Researchers propose FeDPM, a federated learning framework that addresses semantic misalignment issues when using Large Language Models for time series analysis. The system uses discrete prototypical memories to better handle cross-domain time-series data while preserving privacy in distributed settings.
Researchers developed FED-HARGPT, a hybrid centralized-federated approach using Transformer architecture for Human Activity Recognition (HAR) with mobile sensor data. The study demonstrates that federated learning can achieve comparable performance to centralized models while preserving data privacy through the Flower framework.
Researchers conducted extensive experiments to analyze how participant failures affect Federated Learning model quality across different data types and scenarios. The study reveals that data skewness significantly impacts model performance and can lead to overly optimistic evaluations when participants are missing from the training process.
Researchers propose FedUAF, a new multimodal federated learning framework that addresses challenges in sentiment analysis by using uncertainty-aware fusion and reliability-guided aggregation. The system demonstrates superior performance on benchmark datasets CMU-MOSI and CMU-MOSEI, showing improved robustness against missing modalities and unreliable client updates in federated learning environments.
Researchers developed FedCVR, a privacy-preserving federated learning framework for cardiovascular risk prediction that enables secure collaboration across medical institutions. The system achieved an F1-score of 0.84 and AUC of 0.96 while maintaining differential privacy, demonstrating that server-side adaptive optimization can preserve clinical utility under strict privacy constraints.

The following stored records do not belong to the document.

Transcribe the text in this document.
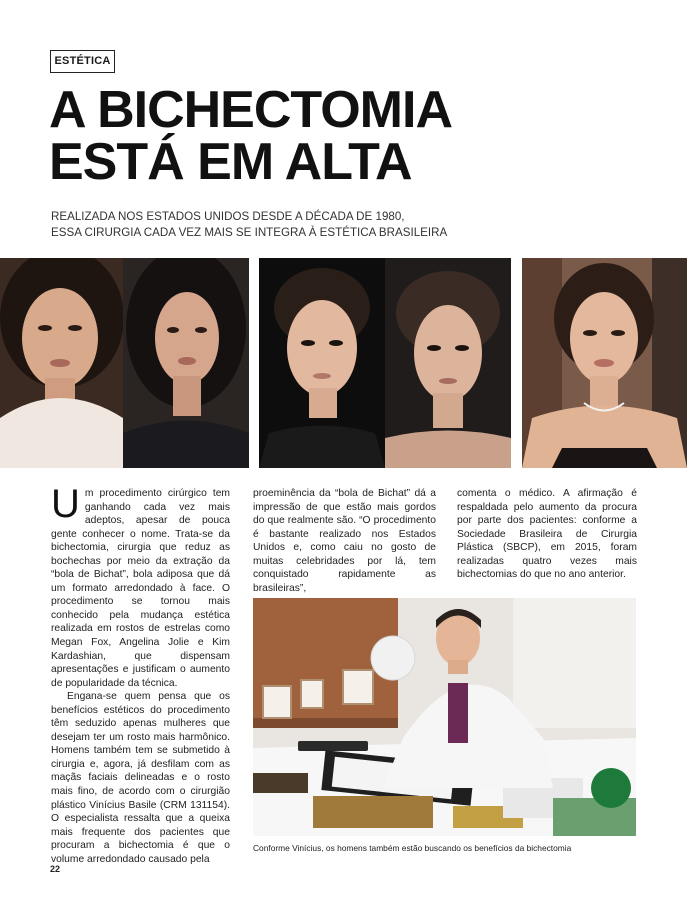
ESTÉTICA
A BICHECTOMIA
ESTÁ EM ALTA
REALIZADA NOS ESTADOS UNIDOS DESDE A DÉCADA DE 1980,
ESSA CIRURGIA CADA VEZ MAIS SE INTEGRA À ESTÉTICA BRASILEIRA

Um procedimento cirúrgico tem ganhando cada vez mais adeptos, apesar de pouca gente conhecer o nome. Trata-se da bichectomia, cirurgia que reduz as bochechas por meio da extração da “bola de Bichat”, bola adiposa que dá um formato arredondado à face. O procedimento se tornou mais conhecido pela mudança estética realizada em rostos de estrelas como Megan Fox, Angelina Jolie e Kim Kardashian, que dispensam apresentações e justificam o aumento de popularidade da técnica.

Engana-se quem pensa que os benefícios estéticos do procedimento têm seduzido apenas mulheres que desejam ter um rosto mais harmônico. Homens também tem se submetido à cirurgia e, agora, já desfilam com as maçãs faciais delineadas e o rosto mais fino, de acordo com o cirurgião plástico Vinícius Basile (CRM 131154). O especialista ressalta que a queixa mais frequente dos pacientes que procuram a bichectomia é que o volume arredondado causado pela

proeminência da “bola de Bichat” dá a impressão de que estão mais gordos do que realmente são. “O procedimento é bastante realizado nos Estados Unidos e, como caiu no gosto de muitas celebridades por lá, tem conquistado rapidamente as brasileiras”,

comenta o médico. A afirmação é respaldada pelo aumento da procura por parte dos pacientes: conforme a Sociedade Brasileira de Cirurgia Plástica (SBCP), em 2015, foram realizadas quatro vezes mais bichectomias do que no ano anterior.

Conforme Vinícius, os homens também estão buscando os benefícios da bichectomia
22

Researchers propose FedPBS, a new federated learning algorithm that addresses key challenges in distributed AI training including statistical heterogeneity and uneven client participation. The algorithm dynamically adapts batch sizes and applies proximal corrections to improve model convergence while preserving data privacy across distributed clients.
Researchers propose FedLECC, a new client selection strategy for federated learning that improves AI model training efficiency in distributed environments. The method groups clients by data similarity and prioritizes those with higher loss, achieving up to 12% better accuracy while reducing communication overhead by 50%.

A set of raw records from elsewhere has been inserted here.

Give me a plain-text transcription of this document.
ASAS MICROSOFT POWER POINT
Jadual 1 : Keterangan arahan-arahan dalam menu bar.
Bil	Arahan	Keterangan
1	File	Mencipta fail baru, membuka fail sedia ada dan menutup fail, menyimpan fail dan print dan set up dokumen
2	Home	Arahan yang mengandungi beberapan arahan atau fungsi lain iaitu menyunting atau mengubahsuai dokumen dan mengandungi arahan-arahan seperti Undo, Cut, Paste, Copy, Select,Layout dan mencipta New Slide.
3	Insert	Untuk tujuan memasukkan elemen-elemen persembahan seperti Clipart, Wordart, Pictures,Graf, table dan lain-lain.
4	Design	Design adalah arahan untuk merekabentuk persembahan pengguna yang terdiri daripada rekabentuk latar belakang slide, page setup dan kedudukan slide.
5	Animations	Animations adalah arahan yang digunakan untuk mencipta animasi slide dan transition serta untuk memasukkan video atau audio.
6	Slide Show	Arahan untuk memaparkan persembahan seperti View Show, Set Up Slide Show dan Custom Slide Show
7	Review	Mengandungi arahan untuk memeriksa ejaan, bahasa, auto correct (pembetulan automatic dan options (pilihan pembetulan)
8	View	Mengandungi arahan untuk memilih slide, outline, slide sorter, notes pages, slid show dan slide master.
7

Researchers propose ASFL, an adaptive split federated learning framework that optimizes machine learning model training across wireless networks by splitting computation between clients and central servers. The framework reduces training delay by up to 75% and energy consumption by 80% compared to baseline approaches while maintaining faster convergence rates.

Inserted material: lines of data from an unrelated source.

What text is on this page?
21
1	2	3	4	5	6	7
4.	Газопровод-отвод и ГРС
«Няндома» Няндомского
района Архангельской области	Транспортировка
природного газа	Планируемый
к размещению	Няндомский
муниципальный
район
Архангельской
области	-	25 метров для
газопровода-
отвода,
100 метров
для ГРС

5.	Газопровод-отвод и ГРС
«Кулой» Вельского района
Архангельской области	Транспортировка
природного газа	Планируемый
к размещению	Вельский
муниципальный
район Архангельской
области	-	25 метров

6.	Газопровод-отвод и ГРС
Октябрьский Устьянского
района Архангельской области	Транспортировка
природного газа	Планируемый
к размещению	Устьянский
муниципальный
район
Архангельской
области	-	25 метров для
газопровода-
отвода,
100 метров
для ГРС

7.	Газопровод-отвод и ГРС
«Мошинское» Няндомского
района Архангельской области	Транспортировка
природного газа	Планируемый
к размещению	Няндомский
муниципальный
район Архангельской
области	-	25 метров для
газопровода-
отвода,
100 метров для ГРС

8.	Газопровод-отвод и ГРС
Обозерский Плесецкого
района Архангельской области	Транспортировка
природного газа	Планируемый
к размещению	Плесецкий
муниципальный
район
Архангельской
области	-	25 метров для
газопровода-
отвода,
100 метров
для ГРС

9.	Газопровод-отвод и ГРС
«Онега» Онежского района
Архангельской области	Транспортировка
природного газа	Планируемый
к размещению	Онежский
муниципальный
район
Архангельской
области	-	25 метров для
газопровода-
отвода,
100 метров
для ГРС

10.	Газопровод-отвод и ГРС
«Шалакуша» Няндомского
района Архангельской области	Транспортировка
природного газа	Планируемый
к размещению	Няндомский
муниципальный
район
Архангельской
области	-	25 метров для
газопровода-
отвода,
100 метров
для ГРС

Researchers propose a new client selection method for carbon-efficient federated learning that filters out noisy data to improve model performance. The approach uses gradient norm thresholding to better identify quality clients while maintaining sustainability goals in distributed AI training across renewable energy-powered data centers.
Researchers propose a new Personalized Federated Learning approach that automatically learns optimal collaboration weights between agents without prior knowledge of data heterogeneity. The method uses kernel mean embedding estimation to capture statistical relationships between agents and includes a practical implementation for communication-constrained federated settings.
Researchers introduce FedDAG, a new clustered federated learning framework that improves AI model training across heterogeneous client environments. The system combines data and gradient similarity metrics for better client clustering and uses a dual-encoder architecture to enable knowledge sharing across clusters while maintaining specialization.
The article appears to focus on federated learning implementation using Hugging Face and Flower frameworks. However, the article body content was not provided, limiting the ability to analyze specific technical details or market implications.